The stacking of sequences results in a six-year period of -47% real return for stocks; 12-years -72% cumulative return and -85% for 18 years. (The worst 12-year cumulative real return for stocks in history is -25%; there is no 18 years of less than 0% return.)
Does this sequence result in 13 years to depletion and not 20? YES. Stacking the worst six years in history one after the other is harmful enough. This results in 13 years of full withdrawals for spending.
• Test #2. I build a sequence that starts with the worst nine years in history: 2000 through 2008; this sequence starts with the third worst three-year sequence of returns for stocks in history and contains the second worst one-year decline in history. I then repeat those nine years. See here.
Does this result in 13 and not 20? NOPE. This results in 18 years of full withdrawals for spending. (I’m surprised that this can get that close to the actual 1969 sequence.)
• Test #3. I start with the six years of the 1969 sequence and follow that with the nine years of the 2000 sequence. That stacks, starting in the fifth year, the second-worst two-year return for stocks in history followed by the third worst three-year return for stocks in history. This is a five-year -69% decline; the actual worst in history is -38% real return. See here.
Does this result in 13 years and not 20? NOPE. The result is 15 years of full withdrawals.
== Is the Vanguard sequence credible? ==
NO. I conclude that Vanguard’s most harmful sequence of return – the one that provides a full withdrawal for spending for 13 years in our example – IS NOT CREDIBLE. I can match the 13 years, but to do so I have to stack returns such that I get -69% cumulative return for stocks over 12 years as compared to -25% in history. The -69% approaches triple the actual worst in history.

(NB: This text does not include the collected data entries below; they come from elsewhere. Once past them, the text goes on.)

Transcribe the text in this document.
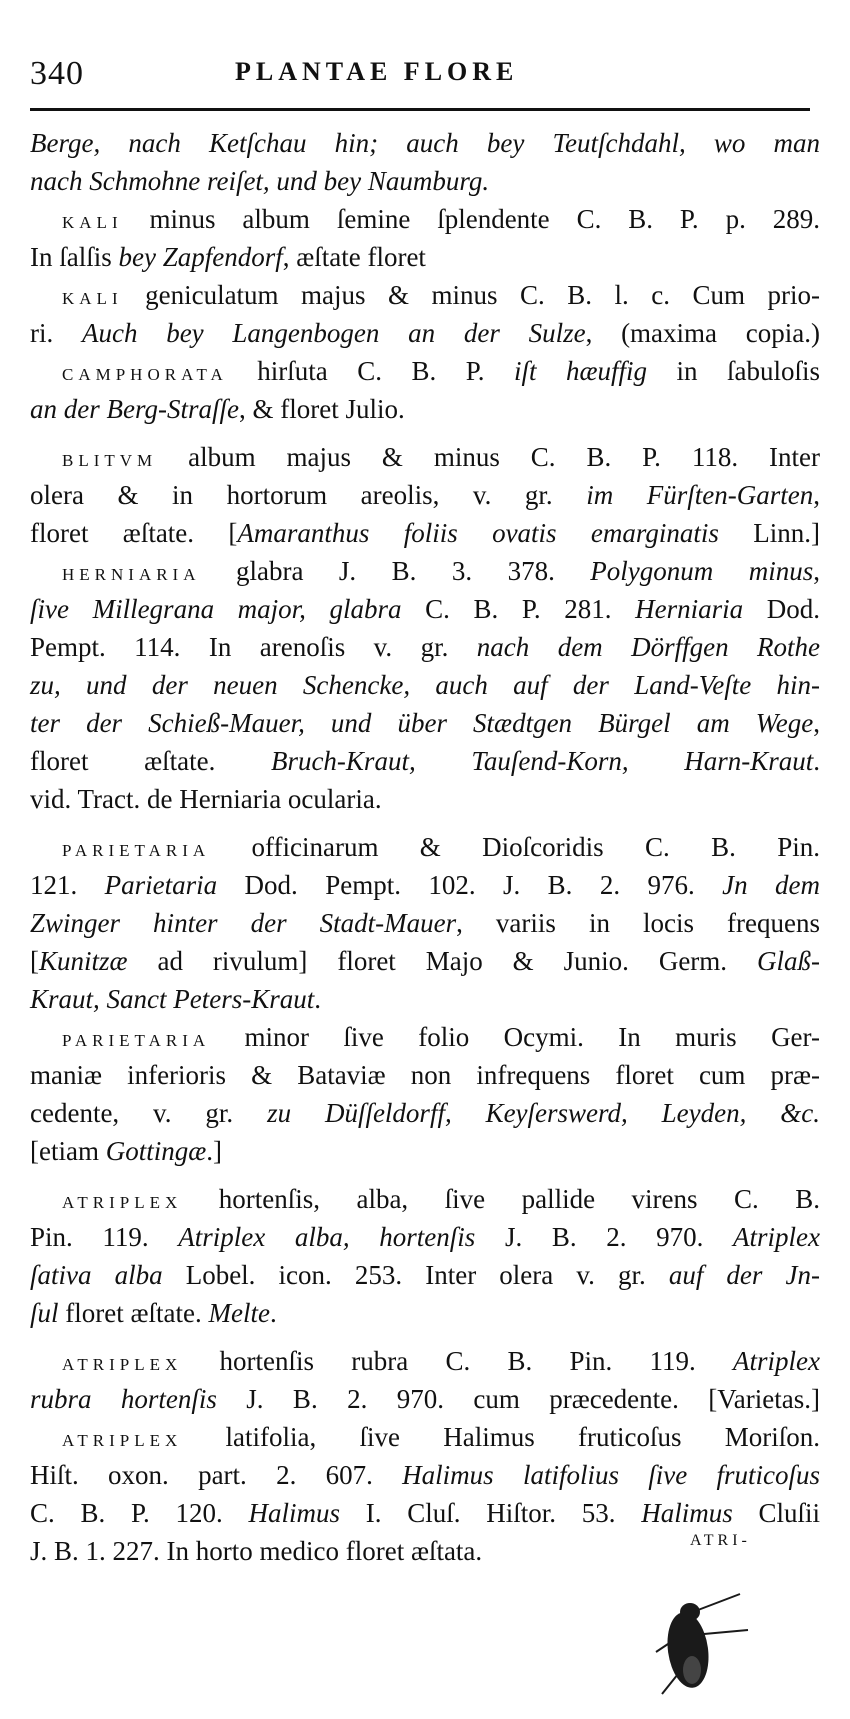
340	PLANTAE FLORE
Berge, nach Ketſchau hin; auch bey Teutſchdahl, wo man
nach Schmohne reiſet, und bey Naumburg.
KALI minus album ſemine ſplendente C. B. P. p. 289.
In ſalſis bey Zapfendorf, æſtate floret
KALI geniculatum majus & minus C. B. l. c. Cum prio-
ri. Auch bey Langenbogen an der Sulze, (maxima copia.)
CAMPHORATA hirſuta C. B. P. iſt hæuffig in ſabuloſis
an der Berg-Straſſe, & floret Julio.
BLITVM album majus & minus C. B. P. 118. Inter
olera & in hortorum areolis, v. gr. im Fürſten-Garten,
floret æſtate. [Amaranthus foliis ovatis emarginatis Linn.]
HERNIARIA glabra J. B. 3. 378. Polygonum minus,
ſive Millegrana major, glabra C. B. P. 281. Herniaria Dod.
Pempt. 114. In arenoſis v. gr. nach dem Dörffgen Rothe
zu, und der neuen Schencke, auch auf der Land-Veſte hin-
ter der Schieß-Mauer, und über Stædtgen Bürgel am Wege,
floret æſtate. Bruch-Kraut, Tauſend-Korn, Harn-Kraut.
vid. Tract. de Herniaria ocularia.
PARIETARIA officinarum & Dioſcoridis C. B. Pin.
121. Parietaria Dod. Pempt. 102. J. B. 2. 976. Jn dem
Zwinger hinter der Stadt-Mauer, variis in locis frequens
[Kunitzæ ad rivulum] floret Majo & Junio. Germ. Glaß-
Kraut, Sanct Peters-Kraut.
PARIETARIA minor ſive folio Ocymi. In muris Ger-
maniæ inferioris & Bataviæ non infrequens floret cum præ-
cedente, v. gr. zu Düſſeldorff, Keyſerswerd, Leyden, &c.
[etiam Gottingæ.]
ATRIPLEX hortenſis, alba, ſive pallide virens C. B.
Pin. 119. Atriplex alba, hortenſis J. B. 2. 970. Atriplex
ſativa alba Lobel. icon. 253. Inter olera v. gr. auf der Jn-
ſul floret æſtate. Melte.
ATRIPLEX hortenſis rubra C. B. Pin. 119. Atriplex
rubra hortenſis J. B. 2. 970. cum præcedente. [Varietas.]
ATRIPLEX latifolia, ſive Halimus fruticoſus Moriſon.
Hiſt. oxon. part. 2. 607. Halimus latifolius ſive fruticoſus
C. B. P. 120. Halimus I. Cluſ. Hiſtor. 53. Halimus Cluſii
J. B. 1. 227. In horto medico floret æſtata.	ATRI-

I view that is beyond a reasonable assumption of what could be worst case.
Conclusion: The Vanguard Retirement Nest Egg Calculator gives a much more pessimistic result for a safe spending rate than FIRECalc: it cuts years of safe withdrawals by about a third; it cuts the safe spending rate for a given number of years by about a third.
In this post I tried to logically stack patterns of actual returns to see if I should view that Vanguard is constructing a most harmful sequence that should we should use for our worst-case planning. I find I cannot: I matched Vanguard’s result only if I used a sequence of stock returns that cumulated to -69% real return for 12 years. That’s roughly triple the actual worst 12 years in history. I conclude the Vanguard results are NOT CREDIBLE. Stick with the results from FIRECalc and the Safe Spending Rates I provide in Nest Egg Care.